Suspension #bridge over #riodelfrances #torresdelpaine #chile 2018 – Spherical Image – RICOH THETA

Refugio Cuernos

Refugio Cuernos is beautifully located right next to the lake and a down pouring water stream. Our booking included a wooden platform to pitch our tent and a “full board” food supply. That meant breakfast, a take away lunch package and fancy dinner in the restaurant.

Paine Day 4 – Relaxing around Refugio Cuernos

The warm weather continued over the night and provided us with almost clear views of the night sky above the Paine mountains. A stunning experience to watch millions of bright stars in this remote environment!

The past two days with long hours of trekking made us tired. Especially our knees would be happy about a relaxed day off. We couldn’t help it, a nearby waterfall called for a quick visit.
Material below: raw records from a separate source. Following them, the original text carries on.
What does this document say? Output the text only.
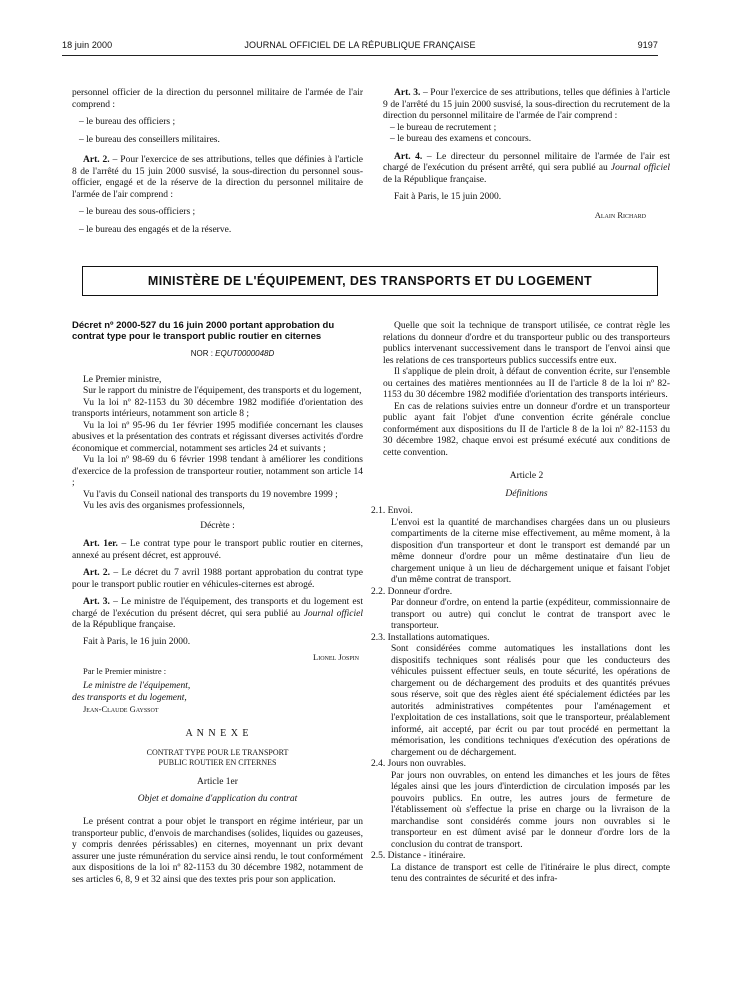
18 juin 2000	JOURNAL OFFICIEL DE LA RÉPUBLIQUE FRANÇAISE	9197

personnel officier de la direction du personnel militaire de l'armée de l'air comprend :

– le bureau des officiers ;

– le bureau des conseillers militaires.

Art. 2. – Pour l'exercice de ses attributions, telles que définies à l'article 8 de l'arrêté du 15 juin 2000 susvisé, la sous-direction du personnel sous-officier, engagé et de la réserve de la direction du personnel militaire de l'armée de l'air comprend :

– le bureau des sous-officiers ;

– le bureau des engagés et de la réserve.

Art. 3. – Pour l'exercice de ses attributions, telles que définies à l'article 9 de l'arrêté du 15 juin 2000 susvisé, la sous-direction du recrutement de la direction du personnel militaire de l'armée de l'air comprend :

– le bureau de recrutement ;

– le bureau des examens et concours.

Art. 4. – Le directeur du personnel militaire de l'armée de l'air est chargé de l'exécution du présent arrêté, qui sera publié au Journal officiel de la République française.

Fait à Paris, le 15 juin 2000.

Alain Richard

MINISTÈRE DE L'ÉQUIPEMENT, DES TRANSPORTS ET DU LOGEMENT

Décret nº 2000-527 du 16 juin 2000 portant approbation du contrat type pour le transport public routier en citernes

NOR : EQUT0000048D

Le Premier ministre,

Sur le rapport du ministre de l'équipement, des transports et du logement,

Vu la loi nº 82-1153 du 30 décembre 1982 modifiée d'orientation des transports intérieurs, notamment son article 8 ;

Vu la loi nº 95-96 du 1er février 1995 modifiée concernant les clauses abusives et la présentation des contrats et régissant diverses activités d'ordre économique et commercial, notamment ses articles 24 et suivants ;

Vu la loi nº 98-69 du 6 février 1998 tendant à améliorer les conditions d'exercice de la profession de transporteur routier, notamment son article 14 ;

Vu l'avis du Conseil national des transports du 19 novembre 1999 ;

Vu les avis des organismes professionnels,

Décrète :

Art. 1er. – Le contrat type pour le transport public routier en citernes, annexé au présent décret, est approuvé.

Art. 2. – Le décret du 7 avril 1988 portant approbation du contrat type pour le transport public routier en véhicules-citernes est abrogé.

Art. 3. – Le ministre de l'équipement, des transports et du logement est chargé de l'exécution du présent décret, qui sera publié au Journal officiel de la République française.

Fait à Paris, le 16 juin 2000.

Lionel Jospin

Par le Premier ministre :

Le ministre de l'équipement,

des transports et du logement,

Jean-Claude Gayssot

A N N E X E

CONTRAT TYPE POUR LE TRANSPORT

PUBLIC ROUTIER EN CITERNES

Article 1er

Objet et domaine d'application du contrat

Le présent contrat a pour objet le transport en régime intérieur, par un transporteur public, d'envois de marchandises (solides, liquides ou gazeuses, y compris denrées périssables) en citernes, moyennant un prix devant assurer une juste rémunération du service ainsi rendu, le tout conformément aux dispositions de la loi nº 82-1153 du 30 décembre 1982, notamment de ses articles 6, 8, 9 et 32 ainsi que des textes pris pour son application.

Quelle que soit la technique de transport utilisée, ce contrat règle les relations du donneur d'ordre et du transporteur public ou des transporteurs publics intervenant successivement dans le transport de l'envoi ainsi que les relations de ces transporteurs publics successifs entre eux.

Il s'applique de plein droit, à défaut de convention écrite, sur l'ensemble ou certaines des matières mentionnées au II de l'article 8 de la loi nº 82-1153 du 30 décembre 1982 modifiée d'orientation des transports intérieurs.

En cas de relations suivies entre un donneur d'ordre et un transporteur public ayant fait l'objet d'une convention écrite générale conclue conformément aux dispositions du II de l'article 8 de la loi nº 82-1153 du 30 décembre 1982, chaque envoi est présumé exécuté aux conditions de cette convention.

Article 2

Définitions

2.1. Envoi.

L'envoi est la quantité de marchandises chargées dans un ou plusieurs compartiments de la citerne mise effectivement, au même moment, à la disposition d'un transporteur et dont le transport est demandé par un même donneur d'ordre pour un même destinataire d'un lieu de chargement unique à un lieu de déchargement unique et faisant l'objet d'un même contrat de transport.

2.2. Donneur d'ordre.

Par donneur d'ordre, on entend la partie (expéditeur, commissionnaire de transport ou autre) qui conclut le contrat de transport avec le transporteur.

2.3. Installations automatiques.

Sont considérées comme automatiques les installations dont les dispositifs techniques sont réalisés pour que les conducteurs des véhicules puissent effectuer seuls, en toute sécurité, les opérations de chargement ou de déchargement des produits et des quantités prévues sous réserve, soit que des règles aient été spécialement édictées par les autorités administratives compétentes pour l'aménagement et l'exploitation de ces installations, soit que le transporteur, préalablement informé, ait accepté, par écrit ou par tout procédé en permettant la mémorisation, les conditions techniques d'exécution des opérations de chargement ou de déchargement.

2.4. Jours non ouvrables.

Par jours non ouvrables, on entend les dimanches et les jours de fêtes légales ainsi que les jours d'interdiction de circulation imposés par les pouvoirs publics. En outre, les autres jours de fermeture de l'établissement où s'effectue la prise en charge ou la livraison de la marchandise sont considérés comme jours non ouvrables si le transporteur en est dûment avisé par le donneur d'ordre lors de la conclusion du contrat de transport.

2.5. Distance - itinéraire.

La distance de transport est celle de l'itinéraire le plus direct, compte tenu des contraintes de sécurité et des infra-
Back by the beach near our Refugio and inspired be the rocky surroundings Joanna started to build a impressionistic sculpture out of available material. Its intention would remain a riddle for visitors to come.

Paine Day 5 – Refugio Cuernos to Refugio Chileno

On the 12km long trek from Refugio Cuernos to Chileno we had to overcome less steep but rather longer ascends. Several mountain rivers crossings, wide panorama views and stretchy grass fields accompanied the way. During the last part, the trek leading into the Torres Valley became much more steep. Strong valley winds blew dust into our faces. A lot of dayhikers who ascended just to view the Torres joined our way.

Panorama view over #lagonordenskjöld #torresdelpaine #chile 2018 – Spherical Image – RICOH THETA

Refugio Chileno was a nice and cozy place to stay. It is located in the valley just 4,3km below the Lago Torres viewpoint. An ideal, short distance for hiking up just before the sunrise. For the last night we booked real beds and full board food supply.

Paine Day 6 – Refugio Chileno to Lago Torres

Our initial plan to see the sunrise by the Torres was sabotaged by pouring rain. It started the night before and begun to stop just after our breakfast around 8am. We left our backpacks in the Refugio and started the ascend. Around ten other hikers were on the way at that time.

A well established trail led us trough the woods to a more steep and rocky part. Our only whish at that time was to see the Torres and for that the thick rain clouds had to disperse in time!

We arrived and for a brief moment the clouds opened up the view. The tres amigos became almost visible. I snapped this shot and asked others for the same with us.

Standing on #rocks beside Lago Torres in #torresdelpaine #chile 2018 – Spherical Image – RICOH THETA

Happy End :) …

… wait not so fast!

The way to the exit (the western park ranger station) can only be described as downhill killer trek. A 9 km long descend over 800m left us wanting knee operations. After reaching the bottom we took a costly shuttle which bus drove from the Paine Hotel to the park entry station. There we could wait for the city buses to take us to Puerto Natales after 6pm or try our luck with hitch hiking. We did the latter and were lucky to get on a returning hotel tour bus (unfortunately also not for free).

Looking back at the W-Trek – Is it worth the time and money?

So far we did two other multi day treks during high season in Chile (December and January). The Dientes de Navarino and the Cerro Castillo trek. None of them were as costly or crowded as the W-trek. For the W-trek we paid over US $700,- for obligatory accommodation, including food. It could have been different if we only had the chance to book campsites only. Those spots were booked out well in advance. Our experience thus was lacking the feel of remoteness and self-sufficiency. The amount of other people didn’t helped either. It was a very expensive mass tourism attraction.

Our Tip:

Go off season, leave the trekking poles at home, save money and enjoy a less crowded trek!